In today’s fast-paced world, recruiting decisions need to be made at lightning speed, meaning that bad hires can happen if you’re not careful. Hiring is more than just making the headcount numbers; it’s the weakest point of productivity. Making the wrong decision can cause a host of knock on negative effects, including increased turnover, lost productivity, brand damage and risk of legal woes.
The good news is that these issues can be mitigated. But how does a bad hire happen in the first place and, most importantly, how can such an error be avoided?
A bad hire normally ends up looking something like this:
A position is open. There’s pressure to get it filled sooner than later. Candidates that may not be a fit (skill, culture, etc.) are presented to show the recruiter is working on the position. The manager agrees to start interviewing to get things moving. A candidate surfaces, and even though something is amiss (experience, background, maturity, team fit, etc.) or the background check doesn’t unearth a problem in time, the decision is made to hire someone less than ideal in order to get a warm body in the seat.
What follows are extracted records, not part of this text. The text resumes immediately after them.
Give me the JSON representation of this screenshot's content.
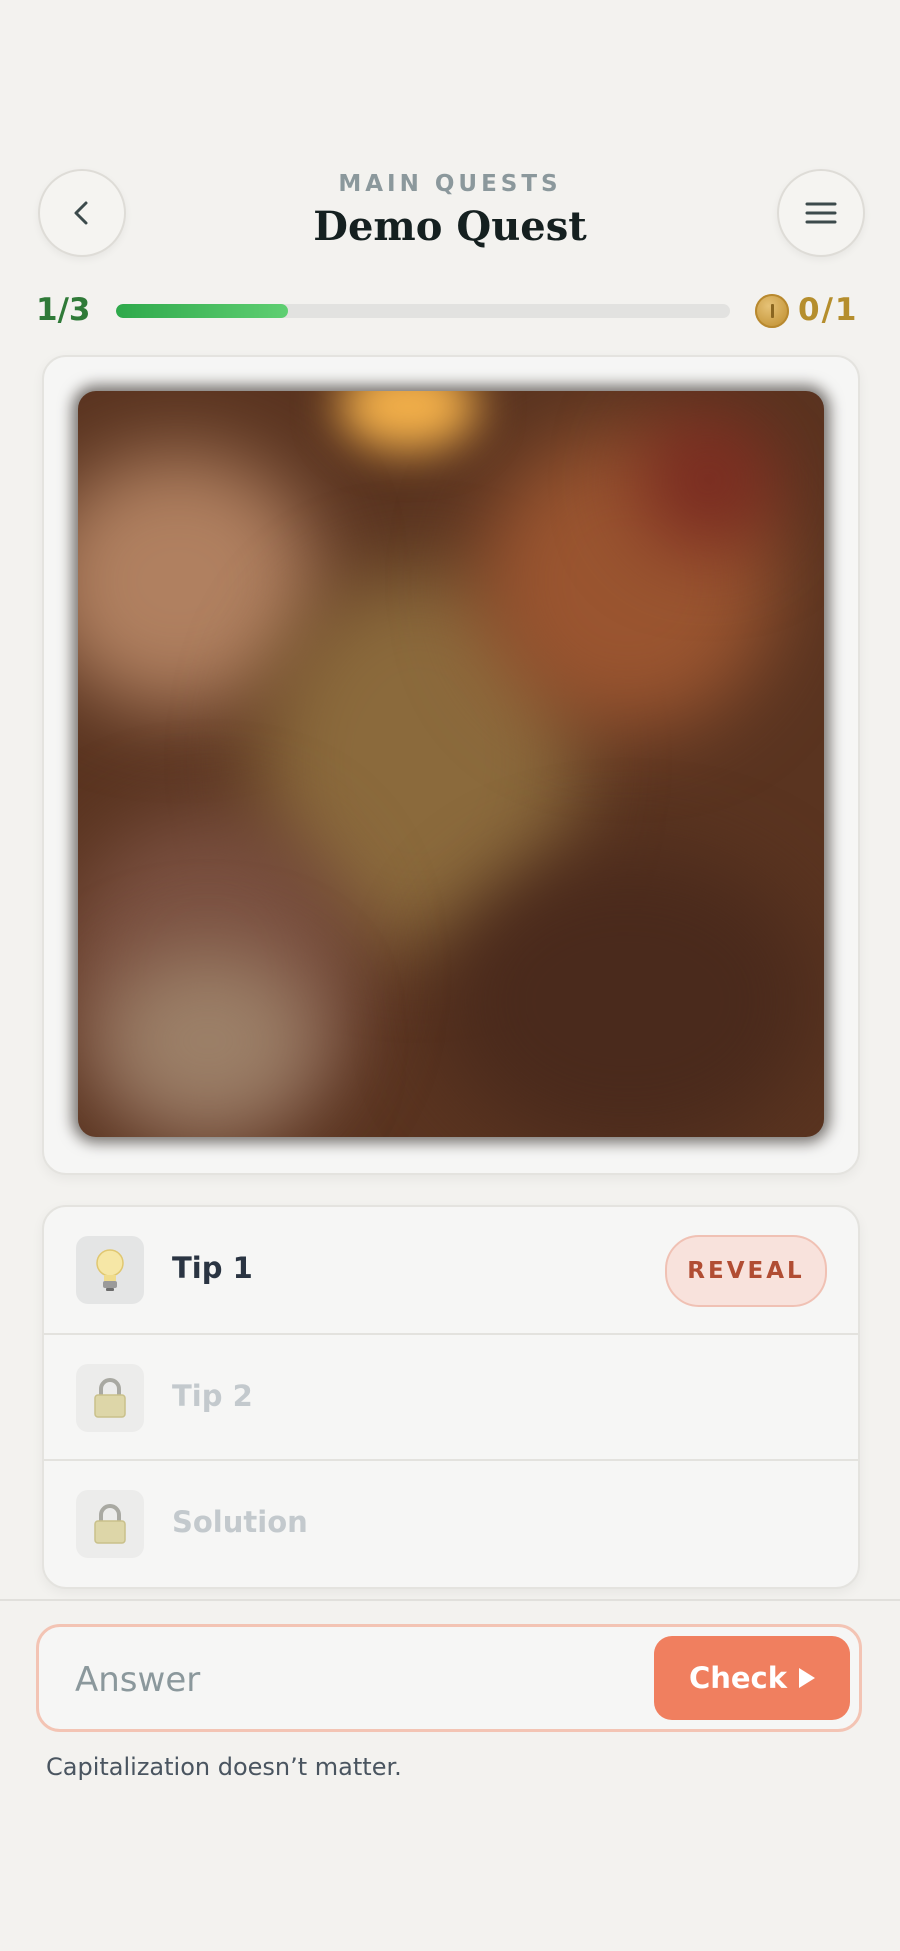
{
  "header": {
    "subtitle": "MAIN QUESTS",
    "title": "Demo Quest",
    "back_icon": "chevron-left-icon",
    "menu_icon": "hamburger-menu-icon"
  },
  "progress": {
    "count_label": "1/3",
    "fraction": 0.28,
    "fill_colors": [
      "#2ea94b",
      "#5fcf72"
    ]
  },
  "coins": {
    "icon": "coin-icon",
    "label": "0/1"
  },
  "tips": [
    {
      "label": "Tip 1",
      "icon": "lightbulb-icon",
      "locked": false,
      "action": "REVEAL"
    },
    {
      "label": "Tip 2",
      "icon": "lock-icon",
      "locked": true
    },
    {
      "label": "Solution",
      "icon": "lock-icon",
      "locked": true
    }
  ],
  "answer": {
    "placeholder": "Answer",
    "check_label": "Check",
    "hint": "Capitalization doesn’t matter."
  },
  "colors": {
    "accent": "#f07f5f",
    "progress_green": "#2ea94b",
    "coin_gold": "#b58e2d"
  }
}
Almost instantly, the mistake is evident. The bad hire creates friction and conflicts, leaving a trail of destruction behind them. Their skills could be insufficient, meaning the role is technically unfilled regardless of the headcount sitting in the chair. The team suffers from picking up the unfinished work; the manager spends all their time trying to coach the individual or work around them. Productivity suffers and morale declines. Turnover begins and if the bad hire isn’t displaced appropriately, the company is wide open for wrongful dismissal and a host of other lawsuits.
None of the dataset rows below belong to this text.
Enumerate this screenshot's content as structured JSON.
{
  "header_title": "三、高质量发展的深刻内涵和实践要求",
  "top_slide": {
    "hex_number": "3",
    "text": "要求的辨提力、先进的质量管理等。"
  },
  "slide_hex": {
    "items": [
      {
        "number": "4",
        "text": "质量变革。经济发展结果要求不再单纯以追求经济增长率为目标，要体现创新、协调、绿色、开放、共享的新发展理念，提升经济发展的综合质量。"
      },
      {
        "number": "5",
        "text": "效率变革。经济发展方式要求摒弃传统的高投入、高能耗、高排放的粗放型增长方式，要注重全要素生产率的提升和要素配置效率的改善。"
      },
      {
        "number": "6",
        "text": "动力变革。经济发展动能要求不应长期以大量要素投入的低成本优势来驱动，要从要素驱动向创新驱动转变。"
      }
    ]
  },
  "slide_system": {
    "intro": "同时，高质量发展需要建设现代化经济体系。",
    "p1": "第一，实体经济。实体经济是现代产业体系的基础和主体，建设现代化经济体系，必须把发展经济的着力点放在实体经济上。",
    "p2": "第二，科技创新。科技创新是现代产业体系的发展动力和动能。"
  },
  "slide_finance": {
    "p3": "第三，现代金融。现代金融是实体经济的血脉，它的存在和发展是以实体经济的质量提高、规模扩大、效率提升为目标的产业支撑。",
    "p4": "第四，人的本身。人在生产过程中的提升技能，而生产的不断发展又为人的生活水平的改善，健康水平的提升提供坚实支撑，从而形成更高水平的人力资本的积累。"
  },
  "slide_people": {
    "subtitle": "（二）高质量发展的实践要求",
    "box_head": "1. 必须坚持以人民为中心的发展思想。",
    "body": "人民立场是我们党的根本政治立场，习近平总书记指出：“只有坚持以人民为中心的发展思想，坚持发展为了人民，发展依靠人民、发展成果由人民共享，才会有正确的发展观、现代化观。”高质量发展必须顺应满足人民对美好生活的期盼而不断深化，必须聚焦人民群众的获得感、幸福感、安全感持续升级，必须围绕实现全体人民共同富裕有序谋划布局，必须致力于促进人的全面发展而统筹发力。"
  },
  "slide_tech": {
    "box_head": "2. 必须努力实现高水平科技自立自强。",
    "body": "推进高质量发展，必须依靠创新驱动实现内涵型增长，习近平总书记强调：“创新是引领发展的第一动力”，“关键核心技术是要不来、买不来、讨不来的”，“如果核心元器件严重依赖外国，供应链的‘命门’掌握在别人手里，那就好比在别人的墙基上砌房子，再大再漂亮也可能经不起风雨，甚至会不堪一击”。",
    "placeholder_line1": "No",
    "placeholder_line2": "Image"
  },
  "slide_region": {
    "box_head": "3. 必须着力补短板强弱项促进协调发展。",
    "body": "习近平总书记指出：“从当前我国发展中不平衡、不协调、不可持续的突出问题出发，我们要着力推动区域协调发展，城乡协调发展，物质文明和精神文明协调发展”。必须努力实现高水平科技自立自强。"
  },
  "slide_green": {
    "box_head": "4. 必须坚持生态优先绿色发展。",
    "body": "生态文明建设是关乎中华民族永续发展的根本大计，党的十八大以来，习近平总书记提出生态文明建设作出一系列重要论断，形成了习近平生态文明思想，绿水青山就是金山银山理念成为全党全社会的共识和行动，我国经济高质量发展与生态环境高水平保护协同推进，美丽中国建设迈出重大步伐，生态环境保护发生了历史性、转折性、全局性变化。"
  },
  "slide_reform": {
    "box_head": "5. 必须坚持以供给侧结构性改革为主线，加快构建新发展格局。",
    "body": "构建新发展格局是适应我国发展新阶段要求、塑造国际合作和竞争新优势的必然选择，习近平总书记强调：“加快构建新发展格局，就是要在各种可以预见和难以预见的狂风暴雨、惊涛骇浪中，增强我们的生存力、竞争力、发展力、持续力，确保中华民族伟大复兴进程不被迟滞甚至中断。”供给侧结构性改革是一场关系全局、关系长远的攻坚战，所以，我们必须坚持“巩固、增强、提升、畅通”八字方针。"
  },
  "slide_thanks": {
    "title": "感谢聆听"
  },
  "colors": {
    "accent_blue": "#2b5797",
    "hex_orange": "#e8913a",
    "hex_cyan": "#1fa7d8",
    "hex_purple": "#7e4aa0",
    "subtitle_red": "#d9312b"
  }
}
A bad hiring decision raises questions about the decision-making abilities of all involved. Not only are you faced with a major issue and more positions to fill, you might find yourself looking for a new job.
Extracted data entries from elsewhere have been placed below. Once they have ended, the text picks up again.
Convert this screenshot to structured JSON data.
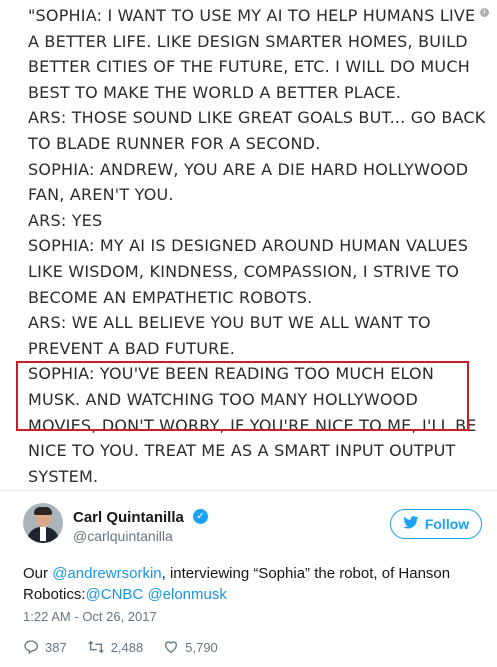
{
  "quote": {
    "lines": [
      "\"SOPHIA:  I WANT TO USE MY AI TO HELP HUMANS LIVE",
      "A BETTER LIFE. LIKE DESIGN SMARTER HOMES, BUILD",
      "BETTER CITIES OF THE FUTURE, ETC. I WILL DO MUCH",
      "BEST TO MAKE THE WORLD A BETTER PLACE.",
      "ARS: THOSE SOUND LIKE GREAT GOALS BUT... GO BACK",
      "TO BLADE RUNNER FOR A SECOND.",
      "SOPHIA: ANDREW, YOU ARE A DIE HARD HOLLYWOOD",
      "FAN, AREN'T YOU.",
      "ARS: YES",
      "SOPHIA: MY AI IS DESIGNED AROUND HUMAN VALUES",
      "LIKE WISDOM, KINDNESS, COMPASSION, I STRIVE TO",
      "BECOME AN EMPATHETIC ROBOTS.",
      "ARS: WE ALL BELIEVE YOU BUT WE ALL WANT TO",
      "PREVENT A BAD FUTURE.",
      "SOPHIA: YOU'VE BEEN READING TOO MUCH ELON",
      "MUSK. AND WATCHING TOO MANY HOLLYWOOD",
      "MOVIES, DON'T WORRY, IF YOU'RE NICE TO ME, I'LL BE",
      "NICE TO YOU. TREAT ME AS A SMART INPUT OUTPUT",
      "SYSTEM."
    ],
    "info_glyph": "i"
  },
  "tweet": {
    "display_name": "Carl Quintanilla",
    "handle": "@carlquintanilla",
    "verified_glyph": "✓",
    "follow_label": "Follow",
    "text_1": "Our ",
    "mention_1": "@andrewrsorkin",
    "text_2": ", interviewing “Sophia” the robot, of Hanson Robotics:",
    "mention_2": "@CNBC",
    "text_3": " ",
    "mention_3": "@elonmusk",
    "timestamp": "1:22 AM - Oct 26, 2017",
    "replies": "387",
    "retweets": "2,488",
    "likes": "5,790"
  },
  "colors": {
    "accent": "#1da1f2",
    "highlight": "#c82026",
    "muted": "#657786"
  },
  "icons": [
    "info-icon",
    "verified-icon",
    "bird-icon",
    "reply-icon",
    "retweet-icon",
    "like-icon"
  ]
}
Sound familiar? There are considerable statistics that support that bad hires are destructive, and the collateral damage suffered as a result of thoughtless hiring is even more worrisome. In a recent Robert Half survey, 39% of CFO’s said the single biggest impact of a poor hiring decision is lower staff morale, followed by lower productivity.
So, how do you deal with a bad hire? First order of business is to rectify the situation by termination. Prolonging the decision only makes it worse. However, this doesn’t mean the decision isn’t thought through and all potential risks and issues are discussed and explored swiftly. Bringing legal counsel in on your choice is wise, but don’t delay in making the tough choice. It won’t get better and by the time things get worse they could be extremely damaging. Make sure you have the data to support your decision, don’t sugarcoat the message: make it succinct, factual and legally approved. How the employee feels the situation is handled will play a big part in the actions that follow. It is in your hands to minimize your legal exposure as much as possible.
Moving forward, respect your hiring process and efforts for due diligence, no matter how painful they may be in the interim. Always do your research and vet your candidate thoroughly. Find the right person, not just someone who could potential be ok.
Also, use your data. Gather information around your hiring process, get qualitative and quantitative data and view everything objectively. Look for weak spots, identify strengths and make adjustments where necessary. It’s best to know where you’ve made mistakes (or are about to make them) so the situation doesn’t repeat itself.
Don’t underestimate the importance of cultural fit and the assessments of the individuals who will interact with the hire. The more people that meet with the candidate, the higher the likelihood that you’ll find the person who everyone agrees is the right fit. Consensus is key.
Above all, be consistent and don’t cut corners, in the hiring process. Be clear on roles and expectations and work a well-designed process: take references, assess capabilities, run background checks, do your reference checks and take the time to do it right the first time… and every subsequent time after that.